The Challenges of Online Learning

May 21 2023

Remote Learning

Looking through the lens of first and second barriers, this study aims to explore the implementations of K-12 online learning.

Considerable Changes Needed To Be Made for the Switch to Online Learning

Most studies on online learning prior to the pandemic focused more on the population of middle to upper-class students than public schools, who were also required to move to online learning during the pandemic. Shifting from onsite to virtual learning during the pandemic required teachers to make considerable changes to how they delivered instruction.

Lack of Resources Created a Barrier to Successful Online Learning

Six different subject teachers from a K-8 public school participated in the study. The qualitative study focused on the external and internal barriers teachers faced during the shift. Data was taken from semi-structured interviews that were based on Ertmer’s (2013) protocols on first and second-order barriers. 

When it came to first-order barriers (external), three different themes emerged. 

First, the participants mentioned the lack of policies and communication from the district. However, participants noted that from the administrative level, there was autonomy for teachers to help with problem-solving. Despite the support from the administrative level, participants noted that training for such best practices in online learning was not available either, especially when previously used teaching tools were banned. 

Secondly, there was a lack of access to technological resources such as reliable internet connections, standardized platforms, and effective communication with students and their caregivers. Though teachers were given some technology tools to use, i.e. IXL, teachers were unsure of their effectiveness. Before the move to online learning, teachers communicated about student progress within the school or via email; however, the lack of an LMS during the online learning transition impacted how teachers interacted with parents to support learning.

Thirdly, there was not enough time for teachers to plan for instruction. Teachers were feeling rushed to design an adapted learning environment for their students. In addition to that, they needed time to analyze the trial-and-error process of online learning. The participants noted the integral aspect of collaboration with fellow teachers during this time. In this case, teachers expressed how the lack of time was exacerbated by the perceived lack of guidance, which impacted their alignment of tools and instructional strategies. 

Second barriers (internal) to online learning were as follows. The different beliefs about digital tools, online learning, and classroom practices. The participants found themselves trying to balance the appropriate amount of screen time with the students’ workload, as well as monitor the students’ socio-emotional health. They mentioned positive effects such as students become more self-directed with their learning as well as teachers not having strict district guidelines, as a participant mentioned that there weren’t any rules as to how “virtual” was to be done. 

Negative effects included the amount of screen time students were getting. One teacher felt that she was more a facilitator of learning as opposed to a teacher. Another challenge mentioned was sustaining the interaction of students online, something that was done with more ease in a face-to-face setting. The teacher’s immediacy to give feedback and analyze student work was also impacted, which during online learning, took a considerable amount of time. Managing off-task behavior of younger students also proved to be more challenging. Established classroom practices had to be altered to support students who were falling behind.

Teacher Resilience Helped Smooth the Hurdles of Online Learning

There were some crucial adaptations to face-to-face strategies, in order to develop a purposeful learning environment. Time management and constraints both posed big factors in teachers learning how to use the technology meaningfully, as well as adapting lessons designed for face-to-face for the online environment. The reliability of technology also proposed some first-order barriers for teachers. 

The author’s findings also emphasized the need for administrative and district support as well as common agreements when using technological tools. However, despite all the mentioned barriers, the teachers demonstrated admirable resilience, willingness to problem solve, and resourcefulness when it came to establishing online environments. The presence of home-school support during online learning also proved to be a benefit for both teacher and student.

Notable Quotes: 

“While research has previously focused on the changing roles of teachers and caregivers in online settings (e.g., Hasler-Waters et al., 2014; Linton, 2016; Oviatt et al., 2016), our findings suggest a need for additional administrative inclusion and changed administrative roles in terms of communication and establishing policies.”

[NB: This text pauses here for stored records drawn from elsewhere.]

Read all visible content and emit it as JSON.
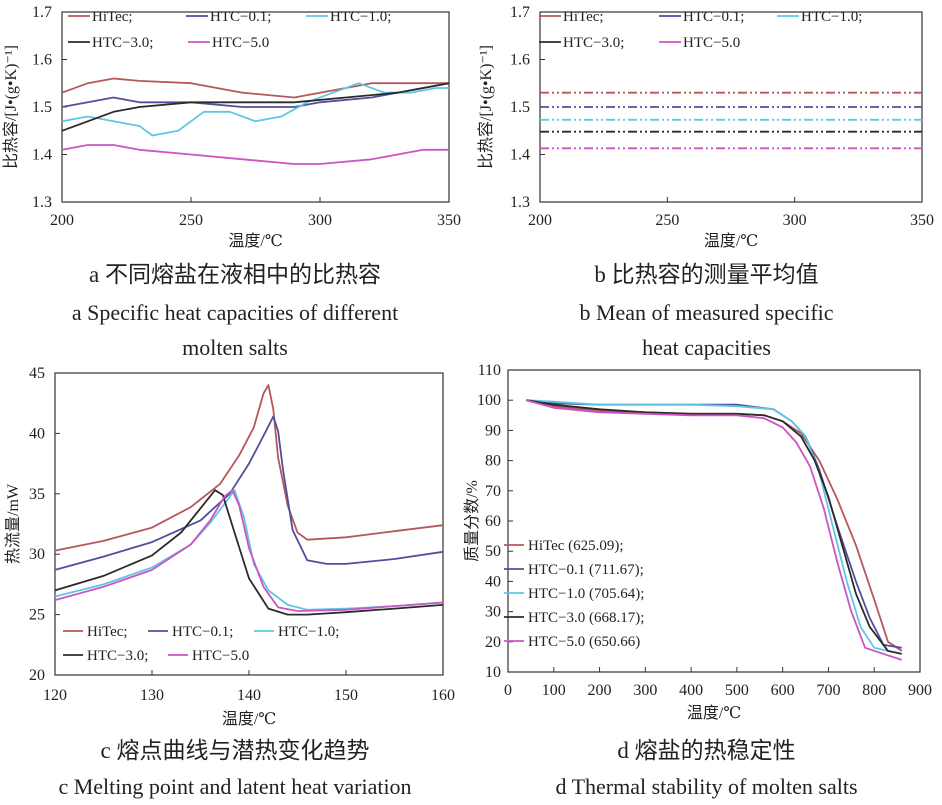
{
  "captions": {
    "a_cn": "a 不同熔盐在液相中的比热容",
    "a_en_1": "a Specific heat capacities of different",
    "a_en_2": "molten salts",
    "b_cn": "b 比热容的测量平均值",
    "b_en_1": "b  Mean of measured specific",
    "b_en_2": "heat capacities",
    "c_cn": "c  熔点曲线与潜热变化趋势",
    "c_en": "c Melting point and latent heat variation",
    "d_cn": "d  熔盐的热稳定性",
    "d_en": "d Thermal stability of molten salts"
  },
  "colors": {
    "HiTec": "#b5575b",
    "HTC-0.1": "#4f4f9e",
    "HTC-1.0": "#5fc7e4",
    "HTC-3.0": "#2b2b2b",
    "HTC-5.0": "#cc55c0"
  },
  "chart_data": [
    {
      "id": "a",
      "type": "line",
      "xlabel": "温度/℃",
      "ylabel": "比热容/[J•(g•K)⁻¹]",
      "xlim": [
        200,
        350
      ],
      "ylim": [
        1.3,
        1.7
      ],
      "xticks": [
        "200",
        "250",
        "300",
        "350"
      ],
      "yticks": [
        "1.3",
        "1.4",
        "1.5",
        "1.6",
        "1.7"
      ],
      "legend": [
        "HiTec;",
        "HTC−0.1;",
        "HTC−1.0;",
        "HTC−3.0;",
        "HTC−5.0"
      ],
      "legend_position": "top-left",
      "series": [
        {
          "name": "HiTec",
          "x": [
            200,
            210,
            220,
            230,
            250,
            270,
            290,
            300,
            320,
            340,
            350
          ],
          "y": [
            1.53,
            1.55,
            1.56,
            1.555,
            1.55,
            1.53,
            1.52,
            1.53,
            1.55,
            1.55,
            1.55
          ]
        },
        {
          "name": "HTC-0.1",
          "x": [
            200,
            210,
            220,
            230,
            250,
            270,
            290,
            300,
            320,
            340,
            350
          ],
          "y": [
            1.5,
            1.51,
            1.52,
            1.51,
            1.51,
            1.5,
            1.5,
            1.51,
            1.52,
            1.54,
            1.55
          ]
        },
        {
          "name": "HTC-1.0",
          "x": [
            200,
            210,
            220,
            230,
            235,
            245,
            255,
            265,
            275,
            285,
            295,
            305,
            315,
            325,
            335,
            345,
            350
          ],
          "y": [
            1.47,
            1.48,
            1.47,
            1.46,
            1.44,
            1.45,
            1.49,
            1.49,
            1.47,
            1.48,
            1.51,
            1.53,
            1.55,
            1.53,
            1.53,
            1.54,
            1.54
          ]
        },
        {
          "name": "HTC-3.0",
          "x": [
            200,
            210,
            220,
            230,
            250,
            270,
            290,
            310,
            330,
            350
          ],
          "y": [
            1.45,
            1.47,
            1.49,
            1.5,
            1.51,
            1.51,
            1.51,
            1.52,
            1.53,
            1.55
          ]
        },
        {
          "name": "HTC-5.0",
          "x": [
            200,
            210,
            220,
            230,
            250,
            270,
            290,
            300,
            320,
            340,
            350
          ],
          "y": [
            1.41,
            1.42,
            1.42,
            1.41,
            1.4,
            1.39,
            1.38,
            1.38,
            1.39,
            1.41,
            1.41
          ]
        }
      ]
    },
    {
      "id": "b",
      "type": "line",
      "xlabel": "温度/℃",
      "ylabel": "比热容/[J•(g•K)⁻¹]",
      "xlim": [
        200,
        350
      ],
      "ylim": [
        1.3,
        1.7
      ],
      "xticks": [
        "200",
        "250",
        "300",
        "350"
      ],
      "yticks": [
        "1.3",
        "1.4",
        "1.5",
        "1.6",
        "1.7"
      ],
      "legend": [
        "HiTec;",
        "HTC−0.1;",
        "HTC−1.0;",
        "HTC−3.0;",
        "HTC−5.0"
      ],
      "legend_position": "top-left",
      "series": [
        {
          "name": "HiTec",
          "x": [
            200,
            350
          ],
          "y": [
            1.53,
            1.53
          ]
        },
        {
          "name": "HTC-0.1",
          "x": [
            200,
            350
          ],
          "y": [
            1.5,
            1.5
          ]
        },
        {
          "name": "HTC-1.0",
          "x": [
            200,
            350
          ],
          "y": [
            1.473,
            1.473
          ]
        },
        {
          "name": "HTC-3.0",
          "x": [
            200,
            350
          ],
          "y": [
            1.448,
            1.448
          ]
        },
        {
          "name": "HTC-5.0",
          "x": [
            200,
            350
          ],
          "y": [
            1.413,
            1.413
          ]
        }
      ]
    },
    {
      "id": "c",
      "type": "line",
      "xlabel": "温度/℃",
      "ylabel": "热流量/mW",
      "xlim": [
        120,
        160
      ],
      "ylim": [
        20,
        45
      ],
      "xticks": [
        "120",
        "130",
        "140",
        "150",
        "160"
      ],
      "yticks": [
        "20",
        "25",
        "30",
        "35",
        "40",
        "45"
      ],
      "legend": [
        "HiTec;",
        "HTC−0.1;",
        "HTC−1.0;",
        "HTC−3.0;",
        "HTC−5.0"
      ],
      "legend_position": "bottom-left",
      "series": [
        {
          "name": "HiTec",
          "x": [
            120,
            125,
            130,
            134,
            137,
            139,
            140.5,
            141.5,
            142,
            142.5,
            143,
            144,
            145,
            146,
            150,
            155,
            160
          ],
          "y": [
            30.3,
            31.1,
            32.2,
            33.9,
            35.8,
            38.2,
            40.5,
            43.3,
            44,
            42,
            38,
            34,
            31.8,
            31.2,
            31.4,
            31.9,
            32.4
          ]
        },
        {
          "name": "HTC-0.1",
          "x": [
            120,
            125,
            130,
            135,
            138,
            140,
            141.5,
            142.5,
            143,
            143.5,
            144.5,
            146,
            148,
            150,
            155,
            160
          ],
          "y": [
            28.7,
            29.8,
            31,
            32.8,
            35,
            37.5,
            39.8,
            41.4,
            40.2,
            37,
            32,
            29.5,
            29.2,
            29.2,
            29.6,
            30.2
          ]
        },
        {
          "name": "HTC-1.0",
          "x": [
            120,
            125,
            130,
            134,
            136,
            137.5,
            138.5,
            139.5,
            140.5,
            142,
            144,
            146,
            150,
            155,
            160
          ],
          "y": [
            26.5,
            27.5,
            28.9,
            30.8,
            32.6,
            34.2,
            35.3,
            33,
            29.2,
            27,
            25.8,
            25.4,
            25.5,
            25.7,
            26
          ]
        },
        {
          "name": "HTC-3.0",
          "x": [
            120,
            125,
            130,
            133,
            135,
            136.5,
            137.3,
            138.5,
            140,
            142,
            144,
            146,
            150,
            155,
            160
          ],
          "y": [
            27,
            28.2,
            29.9,
            31.8,
            33.8,
            35.3,
            34.9,
            31.8,
            28,
            25.5,
            25,
            25,
            25.2,
            25.5,
            25.8
          ]
        },
        {
          "name": "HTC-5.0",
          "x": [
            120,
            125,
            130,
            134,
            136,
            137.5,
            138.3,
            139,
            140,
            141.5,
            143,
            145,
            150,
            155,
            160
          ],
          "y": [
            26.2,
            27.3,
            28.7,
            30.8,
            32.8,
            34.8,
            35.3,
            34,
            30.5,
            27.3,
            25.6,
            25.3,
            25.4,
            25.7,
            26
          ]
        }
      ]
    },
    {
      "id": "d",
      "type": "line",
      "xlabel": "温度/℃",
      "ylabel": "质量分数/%",
      "xlim": [
        0,
        900
      ],
      "ylim": [
        10,
        110
      ],
      "xticks": [
        "0",
        "100",
        "200",
        "300",
        "400",
        "500",
        "600",
        "700",
        "800",
        "900"
      ],
      "yticks": [
        "10",
        "20",
        "30",
        "40",
        "50",
        "60",
        "70",
        "80",
        "90",
        "100",
        "110"
      ],
      "legend": [
        "HiTec (625.09);",
        "HTC−0.1 (711.67);",
        "HTC−1.0 (705.64);",
        "HTC−3.0 (668.17);",
        "HTC−5.0 (650.66)"
      ],
      "legend_position": "bottom-left",
      "series": [
        {
          "name": "HiTec",
          "x": [
            40,
            100,
            200,
            300,
            400,
            500,
            560,
            600,
            640,
            680,
            720,
            760,
            800,
            830,
            860
          ],
          "y": [
            100,
            98,
            96.5,
            96,
            95.5,
            95.5,
            95,
            93,
            89,
            80,
            67,
            52,
            34,
            20,
            17
          ]
        },
        {
          "name": "HTC-0.1",
          "x": [
            40,
            100,
            200,
            300,
            400,
            500,
            580,
            620,
            650,
            680,
            720,
            760,
            790,
            820,
            860
          ],
          "y": [
            100,
            99,
            98.5,
            98.5,
            98.5,
            98.5,
            97,
            93,
            88,
            77,
            58,
            40,
            28,
            19,
            18
          ]
        },
        {
          "name": "HTC-1.0",
          "x": [
            40,
            100,
            200,
            300,
            400,
            500,
            580,
            620,
            650,
            680,
            710,
            740,
            770,
            800,
            860
          ],
          "y": [
            100,
            99.5,
            98.5,
            98.5,
            98.5,
            98,
            97,
            93,
            88,
            76,
            58,
            40,
            25,
            18,
            16
          ]
        },
        {
          "name": "HTC-3.0",
          "x": [
            40,
            100,
            200,
            300,
            400,
            500,
            560,
            600,
            640,
            670,
            700,
            730,
            760,
            790,
            830,
            860
          ],
          "y": [
            100,
            98.5,
            97,
            96,
            95.5,
            95.5,
            95,
            93,
            88,
            80,
            68,
            52,
            36,
            25,
            17,
            16
          ]
        },
        {
          "name": "HTC-5.0",
          "x": [
            40,
            100,
            200,
            300,
            400,
            500,
            560,
            600,
            630,
            660,
            690,
            720,
            750,
            780,
            860
          ],
          "y": [
            100,
            97.5,
            96,
            95.5,
            95,
            95,
            94,
            91,
            86,
            78,
            64,
            46,
            30,
            18,
            14
          ]
        }
      ]
    }
  ]
}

“With minimal training, limited time, and little prior experience, teachers were able to establish online learning environments.”

“This ‘teacher-as-designer’ and learning resources approach seemed to structure the classroom as well as set the stage for self-directed learning.”

“They specifically discussed how critical collaboration was for sharing materials, refining instructional approaches, and impacting learning outcomes.”

Personal Takeaway: 

As more schools offer virtual learning after the pandemic, it is crucial for educational institutions to support their teachers. Supervisors and administrators should consider the growing research in online learning, as they either move to offer virtual learning environments or to supplement in-person instruction.—Nika Espinosa

Tawfik, A. A., Shepherd, C. E., Gatewood, J., & Gish-Lieberman, J. J. (2021). First and Second Order Barriers to Teaching in K-12 Online Learning. TechTrends.